Si bien algunos pueden reaccionar empáticamente, otros pueden sentirse indignados y pueden acusarlo de deshonrar a la familia. Este comportamiento puede herir gravemente la autoestima y reafirmar uno de los síntomas más dolorosos del mismo: El temor a ser rechazado.


Es por ello que cuando un miembro de nuestra familia nos confía su diagnóstico, es necesario informarse para saber cómo tratarlo, entenderlo y apoyarlo en esta etapa de su vida para evitar que pueda caer en depresión y que decaiga su estado de salud o se vuelva renuente a seguir el tratamiento.

Aunque en general se puede controlar el desarrollo de la infección de quienes la padecen, esta infección no tiene cura, pero la vida de puede resultar por mucho satisfactoria si estas personas viven en un clima solidario. De ahí la importancia del apoyo emocional y evitarle todo tipo de situaciones de estrés.

Asimismo, es sumamente importante no excluir a nuestro familiar de nuestros eventos o reuniones sociales, se debe evitar que se sienta solo, ya que es en esos momentos más que nunca que necesita del apoyo de toda su familia; de esta forma se le está influyendo valor para que pueda continuar con su tratamiento.

De igual forma, es necesario el apoyo en la parte alimentaria, es decir, controlar que consuma sus alimentos a las horas y de forma balanceada y tenga así más resistencia inmunológica.
La toma de medicamentos y los controles médicos es algo que la persona que acaba de iniciar su tratamiento se le puede olvidar, es por ello que como familiares podemos ayudarle a recordar ya que estos deben ser constantes.

Sin embargo, hay que tener cuidado, ya que brindar demasiado apoyo puede traducirse como si fuese una protección excesiva, lo que puede conllevar a que el familiar con VIH pueda perder independencia y autorrespeto, mientras que una ayuda muy ligera tal vez no ofrezca el apoyo necesario que el familiar necesite. La clave está en saber apoyar de forma cordial y sin exageraciones.

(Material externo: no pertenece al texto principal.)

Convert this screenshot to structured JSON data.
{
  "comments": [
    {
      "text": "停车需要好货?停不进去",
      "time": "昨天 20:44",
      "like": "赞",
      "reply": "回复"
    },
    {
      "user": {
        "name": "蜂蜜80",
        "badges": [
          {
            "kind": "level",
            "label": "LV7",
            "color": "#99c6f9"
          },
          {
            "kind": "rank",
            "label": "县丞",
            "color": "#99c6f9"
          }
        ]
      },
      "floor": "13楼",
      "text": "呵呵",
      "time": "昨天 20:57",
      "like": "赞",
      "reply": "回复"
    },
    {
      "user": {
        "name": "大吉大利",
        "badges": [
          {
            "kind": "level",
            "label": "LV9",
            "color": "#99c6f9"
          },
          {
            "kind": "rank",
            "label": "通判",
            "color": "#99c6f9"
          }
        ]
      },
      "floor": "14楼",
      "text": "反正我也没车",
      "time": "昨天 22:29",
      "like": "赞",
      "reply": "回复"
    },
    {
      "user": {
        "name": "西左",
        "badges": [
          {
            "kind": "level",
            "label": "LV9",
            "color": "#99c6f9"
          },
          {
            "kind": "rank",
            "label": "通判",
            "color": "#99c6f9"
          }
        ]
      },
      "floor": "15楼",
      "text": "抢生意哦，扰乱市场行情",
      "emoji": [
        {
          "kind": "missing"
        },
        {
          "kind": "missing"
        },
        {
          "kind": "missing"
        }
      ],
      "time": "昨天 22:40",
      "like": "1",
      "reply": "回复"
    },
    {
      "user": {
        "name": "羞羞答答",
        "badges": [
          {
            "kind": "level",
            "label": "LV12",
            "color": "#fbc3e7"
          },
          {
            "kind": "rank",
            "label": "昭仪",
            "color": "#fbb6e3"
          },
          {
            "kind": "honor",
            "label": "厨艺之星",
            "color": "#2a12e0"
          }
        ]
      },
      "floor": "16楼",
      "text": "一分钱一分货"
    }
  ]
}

En estos casos es necesario recordar en qué circunstancias es imposible que se dé una infección, de modo tal que no ofendamos a nuestro familiar; de ahí que VIH no se propaga a través de los alimentos o el agua, por compartir vajillas o utensilios de cocina como vasos, platos, cuchillos o tenedores, ni mucho menos tocando, abrazando o dando la mano.

Finalmente, es importante que los familiares estén preparados emocionalmente para poder hacerle frente a esta nueva etapa, por lo que es recomendable que asistan a consultas psicológicas o a terapias de grupo.